17524020. MACHINE LEARNING MODEL CHANGE DETECTION AND VERSIONING simplified abstract (International Business Machines Corporation)

From WikiPatents
Jump to navigation Jump to search

MACHINE LEARNING MODEL CHANGE DETECTION AND VERSIONING

Organization Name

International Business Machines Corporation

Inventor(s)

Shubhi Asthana of Santa Clara CA (US)

Shikhar Kwatra of San Jose CA (US)

Sushain Pandit of Austin TX (US)

MACHINE LEARNING MODEL CHANGE DETECTION AND VERSIONING - A simplified explanation of the abstract

This abstract first appeared for US patent application 17524020 titled 'MACHINE LEARNING MODEL CHANGE DETECTION AND VERSIONING

Simplified Explanation

Systems, methods, and computer programming products for versioning machine learning models are disclosed in this patent application. The technology detects, quantifies, and compares changes between new and existing datasets using statistical and semantic feature comparisons. The patent application provides recommendations for versioning existing models based on these changes in feature importance. Here are the key points:

  • The technology detects changes between datasets used in machine learning models and new datasets that introduce new features or evolving features.
  • Statistical and semantic feature comparisons are used to quantify and compare these changes.
  • Recommendations are provided based on the changes in feature importance, statistical changes, and semantic feature comparisons.
  • The recommendations describe whether models should be updated with a re-trained model or if the existing features do not indicate a need for re-training.

Potential applications of this technology:

  • Machine learning model versioning and updating
  • Data analysis and comparison in machine learning applications
  • Recommendation systems for model updates based on dataset changes

Problems solved by this technology:

  • Ensures that machine learning models are up-to-date with evolving datasets
  • Provides a systematic approach to detect and quantify changes in datasets
  • Helps in making informed decisions on whether to update machine learning models or not

Benefits of this technology:

  • Improves the accuracy and performance of machine learning models by incorporating new and relevant features
  • Saves time and resources by avoiding unnecessary re-training of models when the existing features are still relevant
  • Provides a systematic and data-driven approach to model versioning and updating.

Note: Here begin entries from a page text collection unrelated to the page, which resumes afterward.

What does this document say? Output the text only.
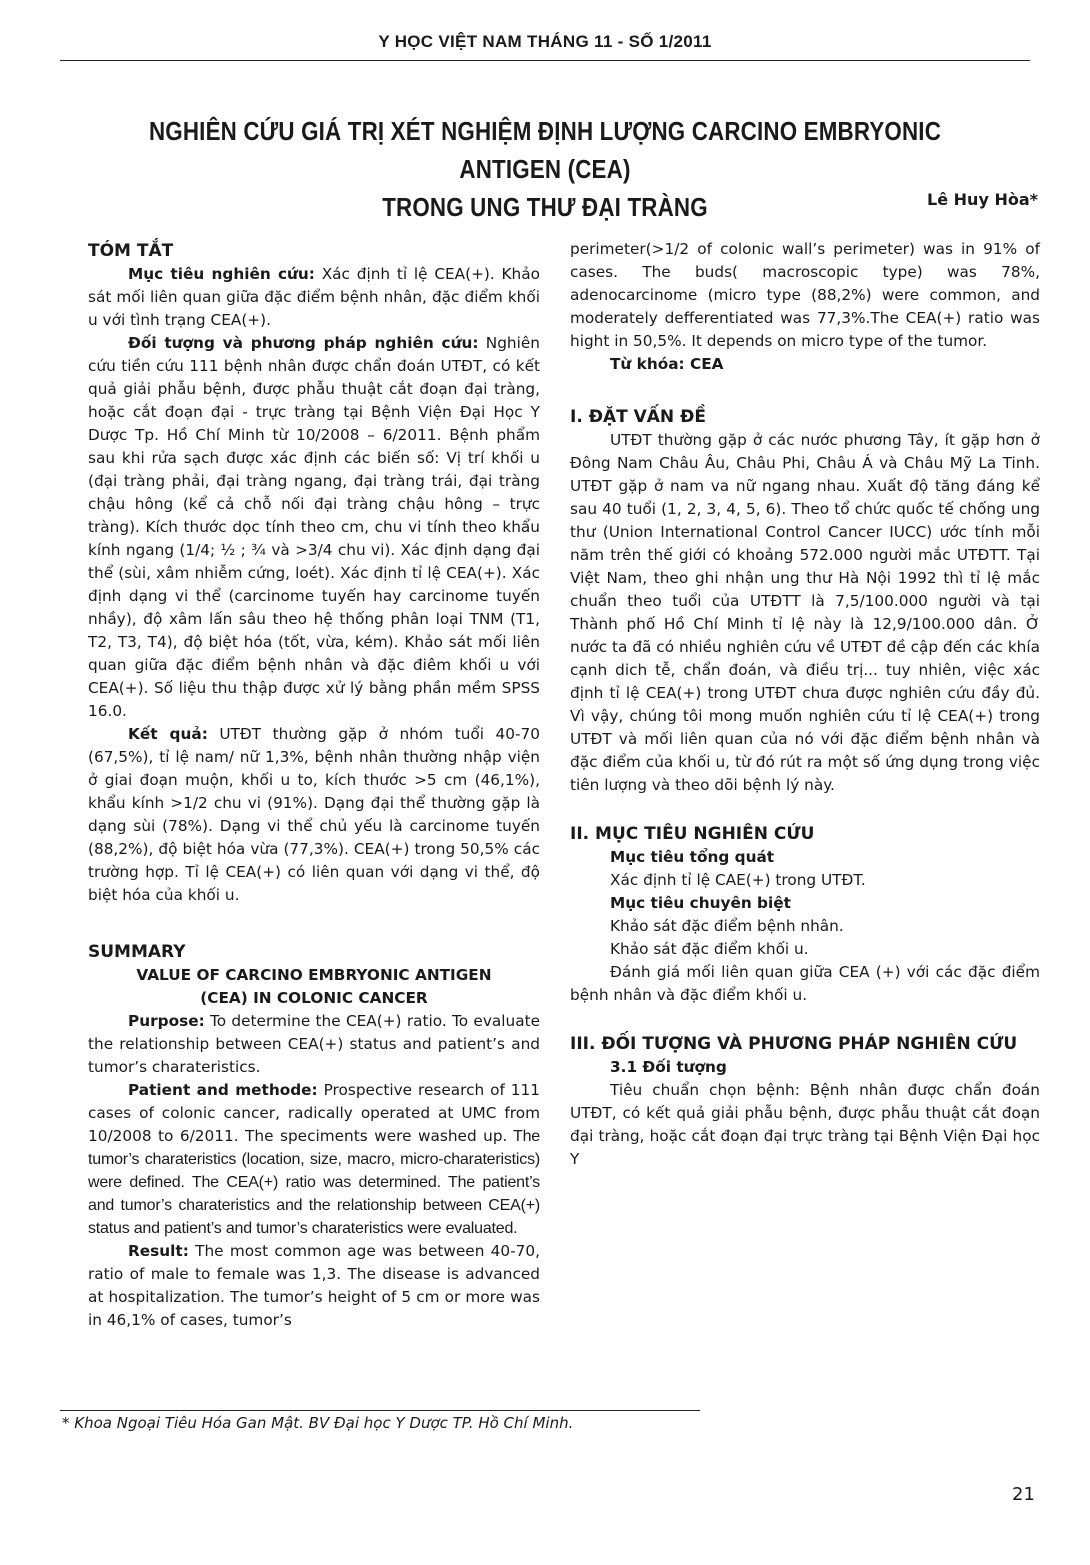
Y HỌC VIỆT NAM THÁNG 11 - SỐ 1/2011
NGHIÊN CỨU GIÁ TRỊ XÉT NGHIỆM ĐỊNH LƯỢNG CARCINO EMBRYONIC ANTIGEN (CEA)
TRONG UNG THƯ ĐẠI TRÀNG	Lê Huy Hòa*
TÓM TẮT

Mục tiêu nghiên cứu: Xác định tỉ lệ CEA(+). Khảo sát mối liên quan giữa đặc điểm bệnh nhân, đặc điểm khối u với tình trạng CEA(+).

Đối tượng và phương pháp nghiên cứu: Nghiên cứu tiền cứu 111 bệnh nhân được chẩn đoán UTĐT, có kết quả giải phẫu bệnh, được phẫu thuật cắt đoạn đại tràng, hoặc cắt đoạn đại - trực tràng tại Bệnh Viện Đại Học Y Dược Tp. Hồ Chí Minh từ 10/2008 – 6/2011. Bệnh phẩm sau khi rửa sạch được xác định các biến số: Vị trí khối u (đại tràng phải, đại tràng ngang, đại tràng trái, đại tràng chậu hông (kể cả chỗ nối đại tràng chậu hông – trực tràng). Kích thước dọc tính theo cm, chu vi tính theo khẩu kính ngang (1/4; ½ ; ¾ và >3/4 chu vi). Xác định dạng đại thể (sùi, xâm nhiễm cứng, loét). Xác định tỉ lệ CEA(+). Xác định dạng vi thể (carcinome tuyến hay carcinome tuyến nhầy), độ xâm lấn sâu theo hệ thống phân loại TNM (T1, T2, T3, T4), độ biệt hóa (tốt, vừa, kém). Khảo sát mối liên quan giữa đặc điểm bệnh nhân và đặc điêm khối u với CEA(+). Số liệu thu thập được xử lý bằng phần mềm SPSS 16.0.

Kết quả: UTĐT thường gặp ở nhóm tuổi 40-70 (67,5%), tỉ lệ nam/ nữ 1,3%, bệnh nhân thường nhập viện ở giai đoạn muộn, khối u to, kích thước >5 cm (46,1%), khẩu kính >1/2 chu vi (91%). Dạng đại thể thường gặp là dạng sùi (78%). Dạng vi thể chủ yếu là carcinome tuyến (88,2%), độ biệt hóa vừa (77,3%). CEA(+) trong 50,5% các trường hợp. Tỉ lệ CEA(+) có liên quan với dạng vi thể, độ biệt hóa của khối u.

SUMMARY
VALUE OF CARCINO EMBRYONIC ANTIGEN
(CEA) IN COLONIC CANCER

Purpose: To determine the CEA(+) ratio. To evaluate the relationship between CEA(+) status and patient’s and tumor’s charateristics.

Patient and methode: Prospective research of 111 cases of colonic cancer, radically operated at UMC from 10/2008 to 6/2011. The speciments were washed up. The tumor’s charateristics (location, size, macro, micro-charateristics) were defined. The CEA(+) ratio was determined. The patient’s and tumor’s charateristics and the relationship between CEA(+) status and patient’s and tumor’s charateristics were evaluated.

Result: The most common age was between 40-70, ratio of male to female was 1,3. The disease is advanced at hospitalization. The tumor’s height of 5 cm or more was in 46,1% of cases, tumor’s

perimeter(>1/2 of colonic wall’s perimeter) was in 91% of cases. The buds( macroscopic type) was 78%, adenocarcinome (micro type (88,2%) were common, and moderately defferentiated was 77,3%.The CEA(+) ratio was hight in 50,5%. It depends on micro type of the tumor.

Từ khóa: CEA

I. ĐẶT VẤN ĐỀ

UTĐT thường gặp ở các nước phương Tây, ít gặp hơn ở Đông Nam Châu Âu, Châu Phi, Châu Á và Châu Mỹ La Tinh. UTĐT gặp ở nam va nữ ngang nhau. Xuất độ tăng đáng kể sau 40 tuổi (1, 2, 3, 4, 5, 6). Theo tổ chức quốc tế chống ung thư (Union International Control Cancer IUCC) ước tính mỗi năm trên thế giới có khoảng 572.000 người mắc UTĐTT. Tại Việt Nam, theo ghi nhận ung thư Hà Nội 1992 thì tỉ lệ mắc chuẩn theo tuổi của UTĐTT là 7,5/100.000 người và tại Thành phố Hồ Chí Minh tỉ lệ này là 12,9/100.000 dân. Ở nước ta đã có nhiều nghiên cứu về UTĐT đề cập đến các khía cạnh dich tễ, chẩn đoán, và điều trị... tuy nhiên, việc xác định tỉ lệ CEA(+) trong UTĐT chưa được nghiên cứu đầy đủ. Vì vậy, chúng tôi mong muốn nghiên cứu tỉ lệ CEA(+) trong UTĐT và mối liên quan của nó với đặc điểm bệnh nhân và đặc điểm của khối u, từ đó rút ra một số ứng dụng trong việc tiên lượng và theo dõi bệnh lý này.

II. MỤC TIÊU NGHIÊN CỨU
Mục tiêu tổng quát

Xác định tỉ lệ CAE(+) trong UTĐT.

Mục tiêu chuyên biệt

Khảo sát đặc điểm bệnh nhân.

Khảo sát đặc điểm khối u.

Đánh giá mối liên quan giữa CEA (+) với các đặc điểm bệnh nhân và đặc điểm khối u.

III. ĐỐI TƯỢNG VÀ PHƯƠNG PHÁP NGHIÊN CỨU
3.1 Đối tượng

Tiêu chuẩn chọn bệnh: Bệnh nhân được chẩn đoán UTĐT, có kết quả giải phẫu bệnh, được phẫu thuật cắt đoạn đại tràng, hoặc cắt đoạn đại trực tràng tại Bệnh Viện Đại học Y

* Khoa Ngoại Tiêu Hóa Gan Mật. BV Đại học Y Dược TP. Hồ Chí Minh.
21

Original Abstract Submitted

Systems, methods, and computer programming products for versioning machine learning models. Changes between new and existing datasets are detected, quantified and compared using statistical and semantic feature comparisons. Recommendations for versioning existing models are in response to detecting changes between the feature importance of datasets used in the application of the machine learning model and new datasets that introduce new features or features that evolve over time in such a manner that feature importance has shifted away from one or more features of the first dataset to the new dataset. Based on the changes in feature importance, statistical changes and semantic feature comparisons, the recommendations provided describe whether models should be updated with a re-trained model, or that the existing features of the model do not indicate a need for re-training.